I discuss melatonin's effects on sleep & its safety; I segue into the general benefits of sleep and the severely disrupted sleep of the modern Western world, the cost of melatonin use and the benefit (eg. enforcing regular bedtimes), followed by a basic cost-benefit analysis of melatonin concluding that the net profit is large enough to be worth giving it a try barring unusual conditions or very pessimistic safety estimates.
Full essay: http://www.gwern.net/Melatonin
I've been prescribed melatonin recently myself, and it's not helping me much. Here are my theories on the subject.
Melatonin is good for (at least) one thing: if you don't fall asleep naturally, either at all or at a convenient time, taking melatonin can help fix that. ("Naturally" here means you feel tired and sleepy and genuinely want to go to sleep, so you don't need to invest will to do so.)
A high level of melatonin tells your body to fall asleep. If you take melatonin at a time during the day when your body produces melatonin already, then the extra-high level may not make any difference. In other words, if the reason you had trouble falling asleep isn't low levels of melatonin but some unrelated physiological problem, then there's no point in raising levels.
The second possible scenario is what I appear to have. I have a natural sleep schedule that's at odds with the day cycle. Left alone (e.g. during summer break), I wil go to sleep at 2am and wake up at noon. If I take melatonin at 10pm, I can fall asleep at 11. But my body still produces its own melatonin until noon, so I don't wake up earlier - the net effect is that I sleep 14 hours and wake up tired.
The doctor said if I keep taking melatonin at a fixed time every day for half a year, my body may adjust its own melatonin-producing cycle to match. More likely it won't, but there's no alternative treatment that I know of. So far I've bee taking it for one month with only modest (possibly statistically-insignificant) improvement.

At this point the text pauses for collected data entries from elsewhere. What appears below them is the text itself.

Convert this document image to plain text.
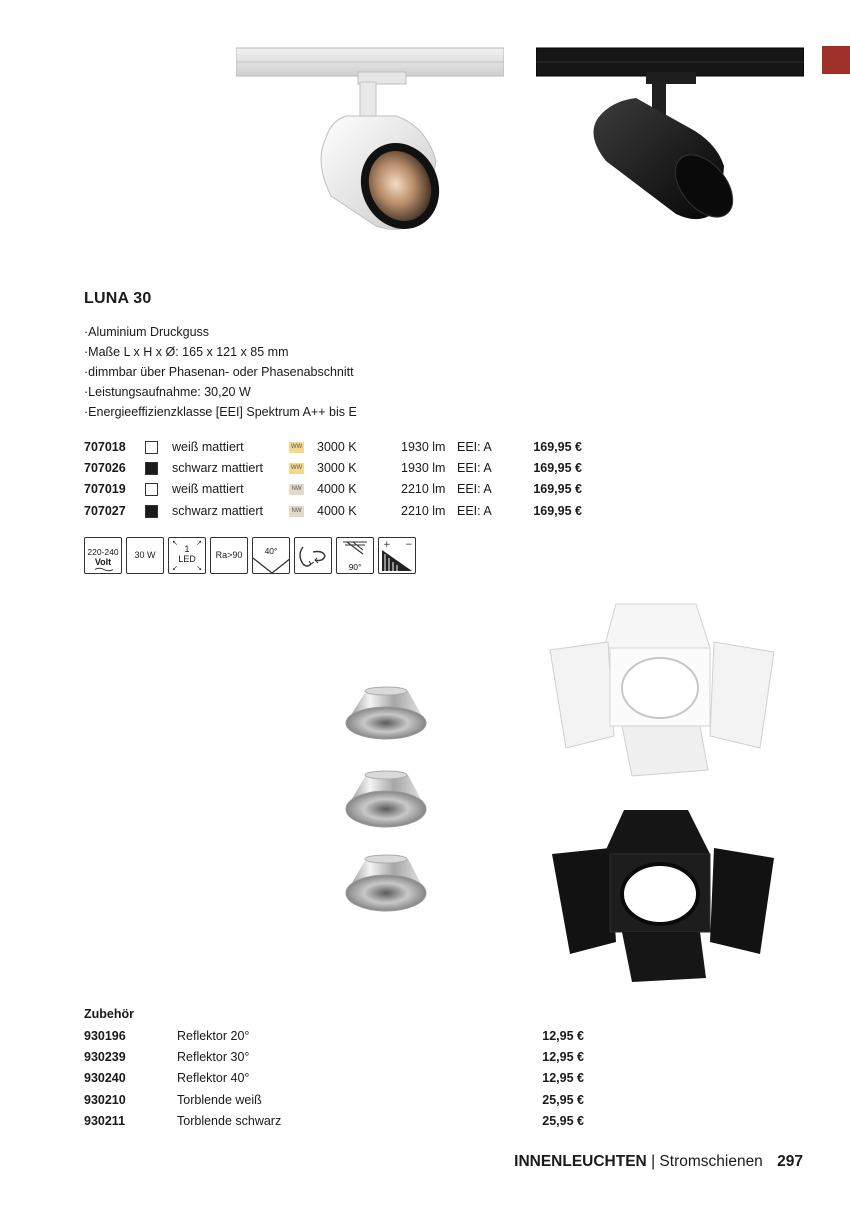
LUNA 30
· Aluminium Druckguss
· Maße L x H x Ø: 165 x 121 x 85 mm
· dimmbar über Phasenan- oder Phasenabschnitt
· Leistungsaufnahme: 30,20 W
· Energieeffizienzklasse [EEI] Spektrum A++ bis E
707018		weiß mattiert	WW	3000 K	1930 lm	EEI: A	169,95 €
707026		schwarz mattiert	WW	3000 K	1930 lm	EEI: A	169,95 €
707019		weiß mattiert	NW	4000 K	2210 lm	EEI: A	169,95 €
707027		schwarz mattiert	NW	4000 K	2210 lm	EEI: A	169,95 €
220-240
Volt
30 W
1
LED
↖	↗
↙	↘
Ra>90	40°
90°
+ −
Zubehör
930196	Reflektor 20°	12,95 €
930239	Reflektor 30°	12,95 €
930240	Reflektor 40°	12,95 €
930210	Torblende weiß	25,95 €
930211	Torblende schwarz	25,95 €
INNENLEUCHTEN | Stromschienen 297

BTW, my prescribed dose is 5mg daily, higher than usual. The doctor said there are still no side effects ever reported, even with higher dosages. He's a sleep expert, not a GP, so that has some credibility.
I'm interested in hearing more ideas, stories, ...
If the melatonin works for the "falling asleep" part of the problem, why not simply use an alarm clock to wake yourself up after your desired number of hours of sleep?